Editorial du « Monde ». Les signes de l’accélération du réchauffement climatique sont toujours plus alarmants. L’année 2017 vient d’être classée comme l’une des trois années les plus chaudes de l’histoire moderne, les banquises polaires fondent à vue d’œil et font inexorablement monter le niveau des océans, tempêtes et sécheresses dévastatrices se multiplient, avec des effets de plus en plus inquiétants sur la biodiversité.

Les cris d’alarme sont toujours plus insistants pour mettre en garde contre les conséquences de ce dérèglement dont plus personne – du moins plus personne de sérieux – ne conteste qu’il résulte de l’activité humaine, des émissions de gaz à effet de serre et de l’augmentation incontrôlée des surfaces cultivées. Le dernier en date, lundi 8 octobre, est celui du Groupe d’experts intergouvernemental sur l’évolution du climat (GIEC), qui a rendu public un rapport dont on veut croire qu’il n’est pas celui de la dernière chance.

Cette organisation, placée sous la tutelle du Programme des Nations unies pour l’environnement et de l’Organisation météorologique mondiale, a été créée en 1988 pour éclairer les décideurs et la communauté internationale sur la question climatique, c’est-à-dire sur la réalité du réchauffement, ses causes premières, ses impacts multiples, ainsi que sur les voies et moyens qui permettraient de l’endiguer ou d’en atténuer les effets. En trente ans, le GIEC a rendu cinq rapports d’évaluation (1990, 1996, 2001, 2007 et 2013) et trois rapports spéciaux (2000, 2012, 2013) avant celui qui vient de paraître.

Deux messages

Ce dernier s’inscrit dans le prolongement de l’accord de Paris, scellé en décembre 2015 dans le cadre de la COP21, qui a prévu de contenir l’élévation de la température moyenne de la planète « nettement en dessous de 2 °C par rapport aux niveaux préindustriels ». Les experts du GIEC adressent deux messages essentiels aux décideurs mondiaux.

Le premier est catégorique. Les émissions de gaz à effet de serre liées aux activités humaines sont la cause principale du réchauffement climatique et celui-ci s’accélère : au rythme actuel, on aura franchi le seuil de 1,5 °C d’augmentation de la température mondiale entre 2030 et 2052. Et le GIEC évalue précisément, pour la première fois, la différence d’impact d’un réchauffement de 1,5 °C ou de 2 °C, d’ici à la fin du siècle, sur la fonte de la banquise, la hausse du niveau de la mer, l’augmentation des pluies torrentielles, l’intensité des vagues de chaleur, la pêche, les cultures ou la biodiversité.

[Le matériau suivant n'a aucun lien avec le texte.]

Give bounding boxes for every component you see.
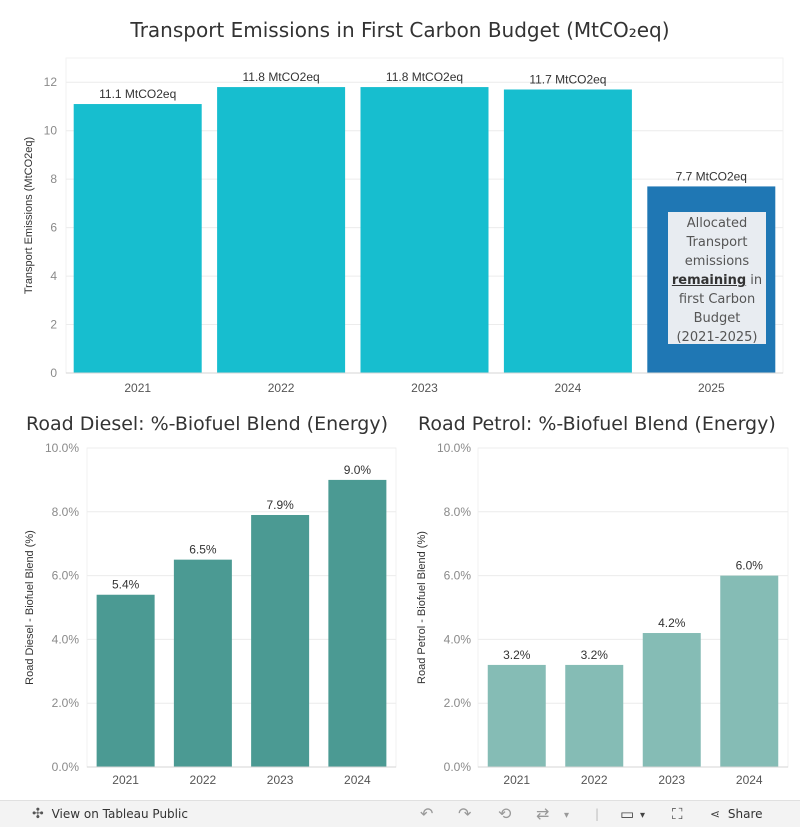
device-dropdown-chevron-icon[interactable]: ▾ xyxy=(640,810,646,821)
toolbar-divider: | xyxy=(595,807,600,821)
diesel-data-label: 9.0% xyxy=(344,463,372,477)
petrol-ytick-label: 0.0% xyxy=(444,760,472,774)
annotation-line: Allocated xyxy=(686,216,748,231)
annotation-line: Budget xyxy=(693,311,741,326)
charts-canvas: 0 2 4 6 8 10 12 Transport Emissions (MtCO2eq) 11… xyxy=(23,57,789,787)
diesel-xtick-label: 2022 xyxy=(190,773,217,787)
emissions-xtick-label: 2024 xyxy=(555,381,582,395)
emissions-bar xyxy=(503,89,632,373)
emissions-data-label: 7.7 MtCO2eq xyxy=(676,169,747,183)
diesel-ytick-label: 0.0% xyxy=(52,760,80,774)
petrol-xtick-label: 2024 xyxy=(736,773,763,787)
emissions-ytick-label: 6 xyxy=(50,221,57,235)
tableau-toolbar: ✣ View on Tableau Public ↶ ↷ ⟲ ⇄ ▾ | ▭ ▾… xyxy=(0,800,800,827)
petrol-bar xyxy=(487,664,546,767)
diesel-bar xyxy=(251,514,310,767)
emissions-ytick-label: 10 xyxy=(44,124,58,138)
petrol-data-label: 6.0% xyxy=(736,559,764,573)
emissions-xtick-label: 2025 xyxy=(698,381,725,395)
diesel-xtick-label: 2024 xyxy=(344,773,371,787)
diesel-bar xyxy=(328,479,387,767)
petrol-ytick-label: 10.0% xyxy=(437,441,471,455)
diesel-ytick-label: 8.0% xyxy=(52,505,80,519)
diesel-xtick-label: 2021 xyxy=(112,773,139,787)
emissions-ytick-label: 0 xyxy=(50,366,57,380)
diesel-ytick-label: 6.0% xyxy=(52,569,80,583)
annotation-line: Transport xyxy=(686,235,748,250)
petrol-xtick-label: 2022 xyxy=(581,773,608,787)
petrol-bar xyxy=(720,575,779,767)
diesel-ytick-label: 10.0% xyxy=(45,441,79,455)
emissions-bar xyxy=(360,87,489,374)
share-label: Share xyxy=(727,807,763,821)
chart-title-emissions: Transport Emissions in First Carbon Budg… xyxy=(130,18,670,42)
diesel-bar xyxy=(173,559,232,767)
diesel-y-axis-title: Road Diesel - Biofuel Blend (%) xyxy=(24,530,36,685)
emissions-ytick-label: 8 xyxy=(50,172,57,186)
petrol-data-label: 3.2% xyxy=(581,648,609,662)
remaining-budget-annotation: Allocated Transport emissions remaining … xyxy=(668,212,766,345)
emissions-y-axis-title: Transport Emissions (MtCO2eq) xyxy=(23,137,35,294)
annotation-line: emissions xyxy=(684,254,750,269)
device-preview-icon[interactable]: ▭ xyxy=(620,805,635,823)
undo-icon[interactable]: ↶ xyxy=(420,804,434,823)
diesel-data-label: 5.4% xyxy=(112,578,140,592)
diesel-bar xyxy=(96,594,155,767)
petrol-bar xyxy=(565,664,624,767)
diesel-data-label: 7.9% xyxy=(266,498,294,512)
tableau-logo-icon: ✣ xyxy=(32,806,44,822)
emissions-data-label: 11.7 MtCO2eq xyxy=(529,73,606,87)
share-button[interactable]: ⋖ Share xyxy=(710,805,763,823)
emissions-bar xyxy=(73,104,202,374)
annotation-line: first Carbon xyxy=(678,292,756,307)
share-icon: ⋖ xyxy=(710,807,721,821)
annotation-line-rest: in xyxy=(746,273,763,288)
petrol-y-axis-title: Road Petrol - Biofuel Blend (%) xyxy=(416,531,428,684)
diesel-xtick-label: 2023 xyxy=(267,773,294,787)
annotation-emphasis: remaining xyxy=(671,273,747,288)
emissions-data-label: 11.8 MtCO2eq xyxy=(386,70,463,84)
view-on-tableau-button[interactable]: ✣ View on Tableau Public xyxy=(32,805,188,823)
fullscreen-icon[interactable]: ⛶ xyxy=(672,805,683,823)
emissions-xtick-label: 2023 xyxy=(411,381,438,395)
petrol-xtick-label: 2021 xyxy=(503,773,530,787)
redo-icon[interactable]: ↷ xyxy=(458,804,472,823)
petrol-data-label: 4.2% xyxy=(658,616,686,630)
chart-title-petrol: Road Petrol: %-Biofuel Blend (Energy) xyxy=(418,413,776,435)
petrol-bar xyxy=(642,633,701,767)
petrol-ytick-label: 2.0% xyxy=(444,696,472,710)
refresh-icon[interactable]: ⇄ xyxy=(536,804,550,823)
view-on-tableau-label: View on Tableau Public xyxy=(51,807,188,821)
annotation-line: remaining in xyxy=(668,271,766,290)
petrol-ytick-label: 8.0% xyxy=(444,505,472,519)
revert-icon[interactable]: ⟲ xyxy=(498,804,512,823)
emissions-ytick-label: 12 xyxy=(44,75,58,89)
diesel-data-label: 6.5% xyxy=(189,543,217,557)
emissions-xtick-label: 2022 xyxy=(268,381,295,395)
emissions-bar xyxy=(217,87,346,374)
diesel-ytick-label: 4.0% xyxy=(52,632,80,646)
emissions-data-label: 11.1 MtCO2eq xyxy=(99,87,176,101)
emissions-data-label: 11.8 MtCO2eq xyxy=(243,70,320,84)
petrol-data-label: 3.2% xyxy=(503,648,531,662)
emissions-xtick-label: 2021 xyxy=(124,381,151,395)
chart-title-diesel: Road Diesel: %-Biofuel Blend (Energy) xyxy=(26,413,389,435)
emissions-ytick-label: 2 xyxy=(50,318,57,332)
petrol-ytick-label: 4.0% xyxy=(444,632,472,646)
refresh-dropdown-chevron-icon[interactable]: ▾ xyxy=(564,810,570,821)
diesel-ytick-label: 2.0% xyxy=(52,696,80,710)
annotation-line: (2021-2025) xyxy=(676,330,758,345)
petrol-ytick-label: 6.0% xyxy=(444,569,472,583)
petrol-xtick-label: 2023 xyxy=(658,773,685,787)
emissions-ytick-label: 4 xyxy=(50,269,57,283)
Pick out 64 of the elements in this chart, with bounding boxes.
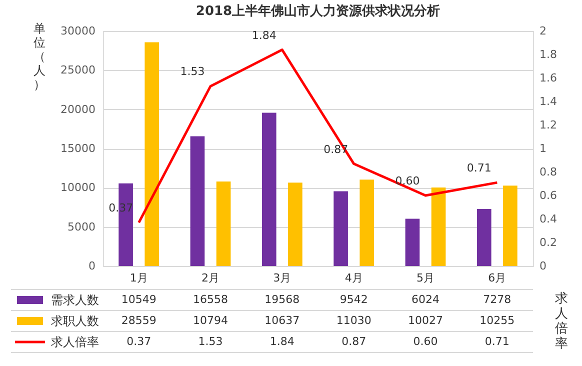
data-label: 0.60 (413, 335, 438, 348)
y2-tick-label: 1.4 (540, 95, 557, 108)
data-label: 0.71 (484, 335, 510, 348)
y2-tick-label: 1.6 (540, 72, 557, 84)
y-tick-label: 25000 (60, 64, 96, 77)
y2-axis-title: 求人倍率 (555, 292, 568, 352)
bar (144, 42, 160, 266)
y2-tick-label: 2 (540, 24, 546, 38)
data-label: 1.53 (198, 335, 223, 348)
y2-tick-label: 0.2 (540, 236, 557, 249)
x-tick-label: 4月 (344, 272, 363, 284)
y-tick-label: 10000 (60, 181, 96, 194)
bar (476, 208, 492, 266)
x-tick-label: 6月 (488, 272, 506, 284)
y-tick-label: 0 (88, 260, 96, 272)
bar (216, 181, 231, 266)
data-label: 0.37 (126, 335, 152, 348)
bar (431, 187, 446, 266)
data-label: 10027 (408, 314, 443, 327)
y2-tick-label: 0.8 (540, 166, 557, 178)
y-axis-title: 单位（人） (34, 22, 46, 92)
y-tick-label: 30000 (60, 24, 96, 38)
data-label: 0.87 (342, 335, 366, 348)
x-tick-label: 1月 (130, 272, 148, 284)
legend-label: 求职人数 (51, 314, 99, 328)
data-label: 19568 (264, 293, 300, 306)
text: 1.84 (252, 28, 276, 42)
data-label: 10794 (193, 314, 228, 327)
text: 1.53 (180, 65, 205, 78)
data-label: 9542 (340, 293, 368, 306)
bar (334, 191, 348, 266)
y2-tick-label: 0 (540, 260, 546, 272)
text: 0.60 (395, 174, 420, 188)
bar (190, 136, 205, 266)
y2-tick-label: 0.4 (540, 212, 557, 226)
bar (405, 218, 420, 266)
data-label: 28559 (121, 314, 156, 327)
text: 0.71 (466, 162, 492, 175)
data-label: 16558 (193, 293, 228, 306)
legend-label: 需求人数 (51, 293, 99, 307)
data-label: 6024 (412, 293, 440, 306)
bar (360, 180, 374, 266)
y-tick-label: 15000 (60, 142, 96, 155)
y2-tick-label: 1 (540, 142, 546, 155)
x-tick-label: 3月 (273, 272, 292, 284)
y-tick-label: 5000 (68, 220, 96, 234)
y2-tick-label: 0.6 (540, 189, 557, 202)
data-label: 10255 (480, 314, 515, 327)
data-label: 10549 (121, 293, 156, 306)
chart-title: 2018上半年佛山市人力资源供求状况分析 (196, 3, 440, 19)
y-tick-label: 20000 (60, 102, 96, 116)
data-label: 7278 (483, 293, 512, 306)
y2-tick-label: 1.8 (540, 48, 557, 61)
x-tick-label: 5月 (416, 272, 434, 284)
legend-label: 求人倍率 (51, 335, 99, 349)
data-label: 1.84 (270, 335, 294, 348)
bar (262, 112, 276, 266)
x-tick-label: 2月 (202, 272, 220, 284)
bar (288, 182, 302, 266)
y2-tick-label: 1.2 (540, 118, 557, 132)
data-label: 10637 (264, 314, 300, 327)
line-series (138, 48, 498, 224)
bar (503, 186, 518, 266)
data-label: 11030 (336, 314, 372, 327)
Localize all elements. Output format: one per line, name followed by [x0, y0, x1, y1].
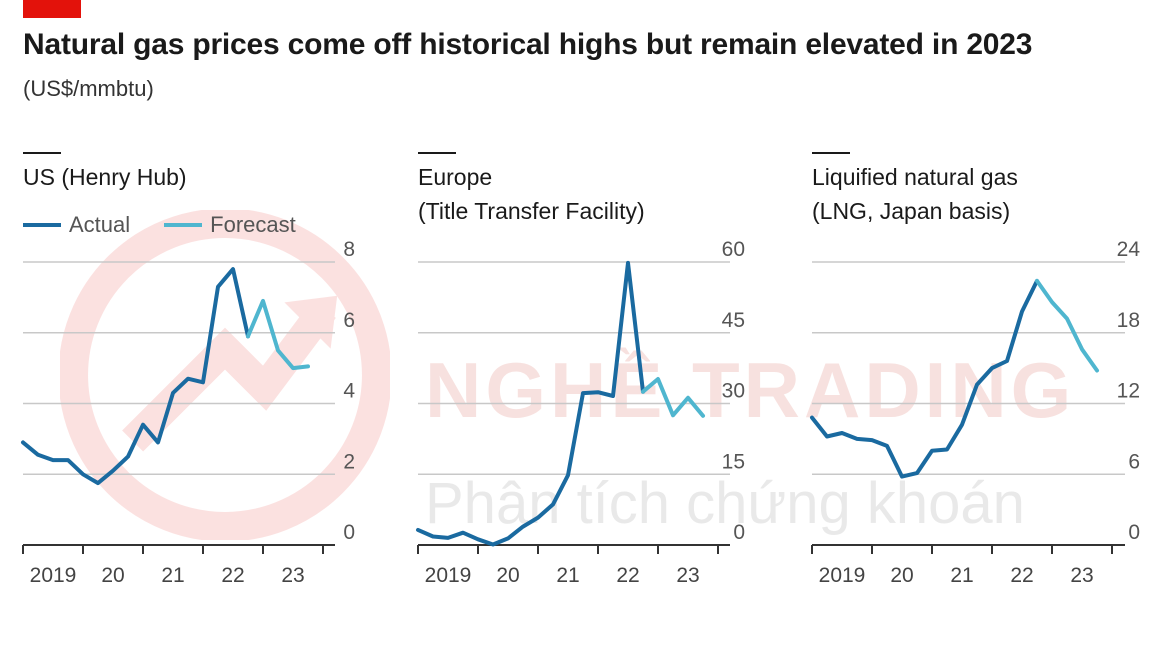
- x-tick-label-lng: 22: [1010, 564, 1033, 587]
- chart-title: Natural gas prices come off historical h…: [23, 28, 1033, 61]
- brand-red-tab: [23, 0, 81, 18]
- y-tick-label-us: 2: [343, 450, 355, 473]
- panel-title-us: US (Henry Hub): [23, 160, 187, 194]
- y-tick-label-us: 8: [343, 238, 355, 261]
- legend: Actual Forecast: [23, 212, 330, 238]
- y-tick-label-lng: 0: [1128, 521, 1140, 544]
- y-tick-label-lng: 12: [1117, 380, 1140, 403]
- legend-label-forecast: Forecast: [210, 212, 296, 237]
- x-tick-label-us: 21: [161, 564, 184, 587]
- legend-label-actual: Actual: [69, 212, 131, 237]
- y-tick-label-europe: 0: [733, 521, 745, 544]
- y-tick-label-lng: 6: [1128, 450, 1140, 473]
- legend-swatch-actual: [23, 223, 61, 227]
- panel-title-lng: Liquified natural gas (LNG, Japan basis): [812, 160, 1018, 228]
- series-line-forecast-lng: [1035, 278, 1099, 373]
- legend-swatch-forecast: [164, 223, 203, 227]
- legend-item-forecast: Forecast: [164, 212, 296, 238]
- series-line-forecast-us: [246, 298, 310, 371]
- x-tick-label-us: 22: [221, 564, 244, 587]
- series-line-actual-lng: [810, 278, 1039, 479]
- panel-title-lng-line1: Liquified natural gas: [812, 164, 1018, 190]
- x-tick-label-us: 2019: [30, 564, 77, 587]
- x-tick-label-europe: 23: [676, 564, 699, 587]
- x-tick-label-lng: 2019: [819, 564, 866, 587]
- x-tick-label-lng: 23: [1070, 564, 1093, 587]
- y-tick-label-us: 4: [343, 380, 355, 403]
- series-line-actual-us: [21, 267, 250, 486]
- panel-rule-lng: [812, 152, 850, 154]
- x-tick-label-us: 20: [101, 564, 124, 587]
- y-tick-label-europe: 45: [722, 309, 745, 332]
- series-line-actual-europe: [416, 260, 645, 547]
- x-tick-label-europe: 21: [556, 564, 579, 587]
- x-tick-label-europe: 20: [496, 564, 519, 587]
- x-tick-label-lng: 21: [950, 564, 973, 587]
- chart-subtitle: (US$/mmbtu): [23, 76, 154, 101]
- y-tick-label-europe: 30: [722, 380, 745, 403]
- y-tick-label-europe: 60: [722, 238, 745, 261]
- y-tick-label-lng: 18: [1117, 309, 1140, 332]
- panel-title-europe-line2: (Title Transfer Facility): [418, 198, 645, 224]
- x-tick-label-europe: 2019: [425, 564, 472, 587]
- panel-title-lng-line2: (LNG, Japan basis): [812, 198, 1011, 224]
- x-tick-label-europe: 22: [616, 564, 639, 587]
- panel-title-us-line: US (Henry Hub): [23, 164, 187, 190]
- series-line-forecast-europe: [641, 377, 705, 418]
- y-tick-label-us: 0: [343, 521, 355, 544]
- panel-title-europe: Europe (Title Transfer Facility): [418, 160, 645, 228]
- panel-rule-us: [23, 152, 61, 154]
- x-tick-label-us: 23: [281, 564, 304, 587]
- x-tick-label-lng: 20: [890, 564, 913, 587]
- y-tick-label-us: 6: [343, 309, 355, 332]
- y-tick-label-europe: 15: [722, 450, 745, 473]
- panel-rule-europe: [418, 152, 456, 154]
- legend-item-actual: Actual: [23, 212, 130, 238]
- y-tick-label-lng: 24: [1117, 238, 1141, 261]
- panel-title-europe-line1: Europe: [418, 164, 493, 190]
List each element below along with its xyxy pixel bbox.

Le second message est volontariste. Non seulement, martèlent les experts, il est vital d’éviter un réchauffement à 2 °C – point de non-retour pour la planète –, mais il est encore possible de le limiter à 1,5 °C et d’endiguer en partie ses conséquences désastreuses. Cela suppose, précise le GIEC, des transitions très rapides et sans précédent dans tous les domaines (industrie, agriculture, habitat, transports, incitations financières…). Bref, d’une manière ou d’une autre, un changement profond de modèle de développement.

Or, c’est bien là que le bât blesse. En dépit des déclarations d’intention de l’accord de Paris, conclu en 2015 et entré en vigueur en novembre 2016, aucun pays n’a mis en œuvre les mesures nécessaires à un infléchissement de ses émissions de gaz à effet de serre. La France pas plus qu’un autre, sans parler des Etats-Unis ou de la Chine. Tous les Etats, en réalité, pratiquent la politique de l’autruche. Coupables irresponsabilités.